There is now a case to be made for Time Warner to hold onto AOL’s dial-up subscriber business and sell the troubled online unit’s advertising and content businesses.
As they say on lousy sitcoms: it’s a crazy idea, but it just might work!
After a very long period of hints and winks and thinking-out-loud and maybe-laters, Time Warner has figured out how to separate AOL’s Siamese twin businesses of access—that is, the customers who still pay a monthly fee for dial-up access—and advertising and content. (This was, apparently, a very complicated internal operation, and it won’t be completed until 2009.)
In the second quarter of this year, AOL advertising revenue was only up 2%, which severely lags the overall growth of online advertising. And AOL's online display advertising was down a sickening 14%. Bear in mind that this decline is occurring at one of the biggest businesses in the one hot medium going. Access revenues, meanwhile, fell 29%, but, as chief financial officer John Martin said in today’s earnings call, the “declines continue to moderate.”
Managing a simple, declining asset like AOL’s access business is--forgive me--simple. The market dynamics are in place, and not worth resisting. There are no massive costs associated with integrating acquisitions, or chasing subscribers who are trying to flee (I will generous assume AOL has learned from public relations disasters like this), or spending zillions to bulk up subscriber rolls.
AOL’s advertising and content businesses, though? Complicated. Manpower-intensive. Also, not entirely assured of success.
The thing of it is, though, that the Platform A ad business, and the massively-trafficked content network—are the ones most likely to draw more interest from buyers. And at a higher valuation than a straight cash-flow play like the subscription business.
Potential buyers of the ad and content businesses: Comcast, Microsoft, Yahoo (maybe), Google, Yahoo Japan. Possibly News Corp., if something about it strikes Murdoch’s fancy; maybe-maybe Barry Diller's IAC. Maybe a stray private equity fund that’s sitting on a few billion dollars, unsure of what to do with it, and is hankering to get into this crazy Internet thing in a big way.
Potential buyers for the access business: Earthlink, maybe a private equity fund that’s sitting on etc. and is just seeking a way to buy some cash flow.
Call me crazy, but I'm betting Time Warner would get a hell of a lot more money from selling a massive online asset more companies actually want than from selling a dying business.
There’s a very big caveat in all this. We don’t yet know what the relative financials of AOL’s two businesses will look like once they’re separated. It seems logical that running complex content and advertising businesses would require more staffing and costs, but, depending on how Time Warner allocates costs, the access business balance sheet could look much worse than I expect it to.
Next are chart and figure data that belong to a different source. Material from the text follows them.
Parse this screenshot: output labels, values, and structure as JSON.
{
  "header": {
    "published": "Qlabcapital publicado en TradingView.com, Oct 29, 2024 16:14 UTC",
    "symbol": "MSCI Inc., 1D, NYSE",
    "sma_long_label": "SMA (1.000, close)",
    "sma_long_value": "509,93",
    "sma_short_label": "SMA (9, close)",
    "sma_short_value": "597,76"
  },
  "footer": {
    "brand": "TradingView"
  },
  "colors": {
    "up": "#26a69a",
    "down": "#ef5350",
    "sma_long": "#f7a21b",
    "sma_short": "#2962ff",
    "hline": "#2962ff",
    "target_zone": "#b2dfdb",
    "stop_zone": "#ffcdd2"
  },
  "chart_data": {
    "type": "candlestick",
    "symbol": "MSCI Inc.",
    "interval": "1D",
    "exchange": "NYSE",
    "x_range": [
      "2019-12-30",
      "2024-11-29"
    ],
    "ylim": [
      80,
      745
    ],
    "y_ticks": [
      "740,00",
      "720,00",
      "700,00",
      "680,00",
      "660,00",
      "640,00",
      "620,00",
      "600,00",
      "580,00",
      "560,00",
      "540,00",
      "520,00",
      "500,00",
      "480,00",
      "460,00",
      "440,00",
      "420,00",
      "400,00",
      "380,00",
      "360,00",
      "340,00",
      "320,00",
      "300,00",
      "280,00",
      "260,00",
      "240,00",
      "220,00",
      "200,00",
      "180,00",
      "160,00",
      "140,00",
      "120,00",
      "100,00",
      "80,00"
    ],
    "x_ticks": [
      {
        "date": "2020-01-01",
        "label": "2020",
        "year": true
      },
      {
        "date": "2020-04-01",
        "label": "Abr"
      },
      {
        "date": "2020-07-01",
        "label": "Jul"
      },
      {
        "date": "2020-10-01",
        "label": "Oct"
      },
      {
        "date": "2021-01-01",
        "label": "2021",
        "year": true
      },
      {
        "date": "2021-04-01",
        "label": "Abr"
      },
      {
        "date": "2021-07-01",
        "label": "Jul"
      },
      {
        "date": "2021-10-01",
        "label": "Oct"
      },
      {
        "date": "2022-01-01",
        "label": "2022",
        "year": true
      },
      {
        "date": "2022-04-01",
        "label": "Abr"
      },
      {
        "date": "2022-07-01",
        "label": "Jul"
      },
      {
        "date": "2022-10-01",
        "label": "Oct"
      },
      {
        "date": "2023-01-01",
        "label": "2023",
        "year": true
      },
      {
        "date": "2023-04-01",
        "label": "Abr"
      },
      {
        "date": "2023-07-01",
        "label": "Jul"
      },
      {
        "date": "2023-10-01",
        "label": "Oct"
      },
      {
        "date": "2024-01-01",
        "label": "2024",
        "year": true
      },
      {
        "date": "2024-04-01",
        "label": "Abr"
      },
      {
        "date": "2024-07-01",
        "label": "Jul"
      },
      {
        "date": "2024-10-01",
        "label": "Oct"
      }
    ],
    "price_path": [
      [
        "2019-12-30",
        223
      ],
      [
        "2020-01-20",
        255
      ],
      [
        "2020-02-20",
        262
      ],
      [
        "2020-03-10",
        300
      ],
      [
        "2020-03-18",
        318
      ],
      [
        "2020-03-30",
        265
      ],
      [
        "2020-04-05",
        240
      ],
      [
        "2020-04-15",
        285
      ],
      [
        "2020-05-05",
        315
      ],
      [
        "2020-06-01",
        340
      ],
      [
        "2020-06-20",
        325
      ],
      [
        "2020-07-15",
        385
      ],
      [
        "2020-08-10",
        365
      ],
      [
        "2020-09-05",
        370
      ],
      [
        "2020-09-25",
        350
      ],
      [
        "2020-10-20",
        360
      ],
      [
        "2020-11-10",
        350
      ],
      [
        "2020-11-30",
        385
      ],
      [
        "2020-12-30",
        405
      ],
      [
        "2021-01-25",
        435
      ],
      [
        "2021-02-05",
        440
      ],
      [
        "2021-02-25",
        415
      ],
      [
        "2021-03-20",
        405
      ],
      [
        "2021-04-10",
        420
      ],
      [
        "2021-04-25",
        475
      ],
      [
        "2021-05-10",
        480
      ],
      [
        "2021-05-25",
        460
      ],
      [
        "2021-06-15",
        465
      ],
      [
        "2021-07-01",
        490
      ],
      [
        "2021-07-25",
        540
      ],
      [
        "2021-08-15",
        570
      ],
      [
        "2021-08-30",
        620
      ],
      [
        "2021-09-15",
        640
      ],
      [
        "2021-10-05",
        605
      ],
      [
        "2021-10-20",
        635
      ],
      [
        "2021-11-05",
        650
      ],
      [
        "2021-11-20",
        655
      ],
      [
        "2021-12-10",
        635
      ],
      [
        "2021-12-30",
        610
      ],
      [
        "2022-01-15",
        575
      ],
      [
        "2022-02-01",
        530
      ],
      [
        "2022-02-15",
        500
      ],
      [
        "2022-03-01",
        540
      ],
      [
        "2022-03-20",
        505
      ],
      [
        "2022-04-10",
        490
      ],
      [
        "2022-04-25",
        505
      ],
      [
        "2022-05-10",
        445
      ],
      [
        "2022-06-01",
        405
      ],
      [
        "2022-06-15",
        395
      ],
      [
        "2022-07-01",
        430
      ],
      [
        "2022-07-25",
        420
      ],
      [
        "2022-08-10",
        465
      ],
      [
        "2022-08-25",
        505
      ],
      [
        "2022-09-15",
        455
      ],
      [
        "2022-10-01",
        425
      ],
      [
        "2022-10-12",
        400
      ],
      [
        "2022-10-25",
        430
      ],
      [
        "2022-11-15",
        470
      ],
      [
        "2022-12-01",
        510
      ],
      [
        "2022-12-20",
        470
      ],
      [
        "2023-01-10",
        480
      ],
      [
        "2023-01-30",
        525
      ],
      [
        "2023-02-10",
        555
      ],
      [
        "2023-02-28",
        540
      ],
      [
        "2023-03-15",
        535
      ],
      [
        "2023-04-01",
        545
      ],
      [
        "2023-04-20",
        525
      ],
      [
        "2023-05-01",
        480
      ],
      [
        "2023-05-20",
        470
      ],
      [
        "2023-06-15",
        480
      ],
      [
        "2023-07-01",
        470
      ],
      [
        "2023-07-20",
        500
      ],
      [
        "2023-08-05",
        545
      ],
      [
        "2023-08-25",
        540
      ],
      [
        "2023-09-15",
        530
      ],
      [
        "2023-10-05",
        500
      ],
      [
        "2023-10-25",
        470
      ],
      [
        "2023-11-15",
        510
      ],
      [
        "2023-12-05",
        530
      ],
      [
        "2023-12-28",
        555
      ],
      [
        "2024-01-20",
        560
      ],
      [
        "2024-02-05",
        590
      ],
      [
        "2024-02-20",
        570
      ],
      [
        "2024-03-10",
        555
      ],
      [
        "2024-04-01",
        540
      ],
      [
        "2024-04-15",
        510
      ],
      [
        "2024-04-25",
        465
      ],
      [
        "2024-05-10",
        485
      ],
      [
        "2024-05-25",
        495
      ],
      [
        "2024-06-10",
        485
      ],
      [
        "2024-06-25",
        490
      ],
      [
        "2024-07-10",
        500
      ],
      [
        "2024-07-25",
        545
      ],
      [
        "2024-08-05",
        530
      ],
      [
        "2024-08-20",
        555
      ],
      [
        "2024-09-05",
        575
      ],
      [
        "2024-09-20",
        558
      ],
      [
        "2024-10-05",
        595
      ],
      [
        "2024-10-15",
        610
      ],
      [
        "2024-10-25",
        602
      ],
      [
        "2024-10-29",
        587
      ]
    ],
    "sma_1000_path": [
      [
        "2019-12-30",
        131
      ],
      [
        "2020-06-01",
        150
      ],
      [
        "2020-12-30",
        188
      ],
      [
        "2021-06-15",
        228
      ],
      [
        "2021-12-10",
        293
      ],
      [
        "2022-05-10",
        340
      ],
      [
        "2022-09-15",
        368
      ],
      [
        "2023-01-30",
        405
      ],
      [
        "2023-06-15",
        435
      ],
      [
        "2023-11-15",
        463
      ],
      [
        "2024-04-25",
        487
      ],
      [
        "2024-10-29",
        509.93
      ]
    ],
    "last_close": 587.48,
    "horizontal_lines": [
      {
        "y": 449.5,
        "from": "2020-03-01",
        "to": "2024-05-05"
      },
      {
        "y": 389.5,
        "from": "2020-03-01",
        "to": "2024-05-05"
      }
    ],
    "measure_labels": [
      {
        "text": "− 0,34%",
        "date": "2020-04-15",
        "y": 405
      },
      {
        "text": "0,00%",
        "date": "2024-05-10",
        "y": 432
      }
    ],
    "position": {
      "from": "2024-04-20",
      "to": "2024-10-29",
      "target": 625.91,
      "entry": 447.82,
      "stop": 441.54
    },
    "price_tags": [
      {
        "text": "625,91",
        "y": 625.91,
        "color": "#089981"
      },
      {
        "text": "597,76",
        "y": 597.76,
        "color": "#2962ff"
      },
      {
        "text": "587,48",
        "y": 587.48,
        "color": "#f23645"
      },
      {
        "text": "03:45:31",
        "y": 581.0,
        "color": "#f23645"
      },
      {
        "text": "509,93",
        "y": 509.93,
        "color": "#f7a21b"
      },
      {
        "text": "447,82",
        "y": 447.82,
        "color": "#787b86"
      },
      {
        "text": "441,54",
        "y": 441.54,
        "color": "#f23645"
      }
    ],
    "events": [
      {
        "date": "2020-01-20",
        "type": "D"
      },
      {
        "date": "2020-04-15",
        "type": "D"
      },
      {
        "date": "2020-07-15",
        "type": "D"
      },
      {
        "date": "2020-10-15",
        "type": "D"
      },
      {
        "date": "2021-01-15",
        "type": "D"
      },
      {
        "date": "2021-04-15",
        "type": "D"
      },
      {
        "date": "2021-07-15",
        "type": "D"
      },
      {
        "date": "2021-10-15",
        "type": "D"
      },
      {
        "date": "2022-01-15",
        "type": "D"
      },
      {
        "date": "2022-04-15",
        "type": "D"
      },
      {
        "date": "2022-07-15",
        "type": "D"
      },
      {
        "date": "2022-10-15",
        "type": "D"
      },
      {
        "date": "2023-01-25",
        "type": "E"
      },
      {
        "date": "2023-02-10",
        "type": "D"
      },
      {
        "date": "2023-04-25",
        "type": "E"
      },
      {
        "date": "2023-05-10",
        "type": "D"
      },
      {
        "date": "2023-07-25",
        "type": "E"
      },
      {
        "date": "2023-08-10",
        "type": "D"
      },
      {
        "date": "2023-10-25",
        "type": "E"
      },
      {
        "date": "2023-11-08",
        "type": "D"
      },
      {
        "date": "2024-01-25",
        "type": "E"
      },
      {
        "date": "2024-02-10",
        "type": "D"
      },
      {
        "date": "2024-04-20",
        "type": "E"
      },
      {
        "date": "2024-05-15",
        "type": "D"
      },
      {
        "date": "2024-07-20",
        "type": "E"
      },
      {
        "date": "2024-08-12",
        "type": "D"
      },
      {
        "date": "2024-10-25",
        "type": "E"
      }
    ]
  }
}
Still, Time Warner could be in a position to get rid of a complicated asset no one really likes, get a nice chunk of cash to reinvest from it and also get a stock bump from doing so. And also keep a smaller business on the balance sheet that throws off a nice bit of cash, and will do so without requiring much in the way of management or attention until it dies a relatively natural death.
Given that, why not keep AOL’s access business and sell the rest of AOL?